Implemented in 2018, Section 201 first imposed a 30 percent tariff on imported solar modules. They dropped to 20 percent in 2020 and were scheduled to fall to 15 percent in 2021. However, in late 2020, the previous administration issued a last-minute proclamation that raised the tariffs to 18 percent. The move also removed the exemption for bifacial solar panels and put a 20 percent tariff on them. 

Now, the solar sector calls are growing for the new administration to repeal the proclamation and bring the tariffs back to the status quo.

In a statement, Abigail Ross Hopper, president and CEO of the SEIA, said, “Billions of dollars’ worth of solar contracts are now at risk because of the October 10 proclamation. The president has the opportunity to build a clean energy economy with millions of well-paying jobs, strengthen our nation’s infrastructure, bolster domestic manufacturing, and uplift communities across America. Removing the tariffs is the first step to achieving this vision.”

There’s plenty of optimism that the new administration will go this route. The president has already signed several Executive Orders (EOs) aimed at carbon reduction and climate action. Additionally, the president set a 2035 target for the U.S. to achieve 100 percent carbon-free electricity generation.
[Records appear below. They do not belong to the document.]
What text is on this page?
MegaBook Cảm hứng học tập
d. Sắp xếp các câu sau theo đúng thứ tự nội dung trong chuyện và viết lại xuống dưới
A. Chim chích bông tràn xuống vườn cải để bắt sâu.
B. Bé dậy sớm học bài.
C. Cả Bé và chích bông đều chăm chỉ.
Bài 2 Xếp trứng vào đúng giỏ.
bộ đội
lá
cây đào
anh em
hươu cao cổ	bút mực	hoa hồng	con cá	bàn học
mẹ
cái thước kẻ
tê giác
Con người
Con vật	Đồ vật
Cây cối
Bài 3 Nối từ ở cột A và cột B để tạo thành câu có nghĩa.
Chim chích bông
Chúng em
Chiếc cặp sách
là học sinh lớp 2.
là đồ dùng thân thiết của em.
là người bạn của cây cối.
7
Reaching this ambitious goal would necessitate a much larger and more robust role for renewable energy deployment around the country.

Repealing the proclamation would be further good news for the sector along with the solar ITC opening the door for more residential and commercial opportunities.

In light of the tax incentive extension and the potential for changes to solar tariffs, EPCs and developers need a solar partner they can rely on. 

Reach out to the solar experts at Trina Solar to learn more about the great new opportunities available for residential and commercial solar. 

(Ed. note: The statements in this article should not be construed as professional tax advice, and consumers and business owners should consult with their tax professionals.)


UPDATE: The Biden administration upheld former President Trump’s decision to remove the bifacial solar tariff exemption.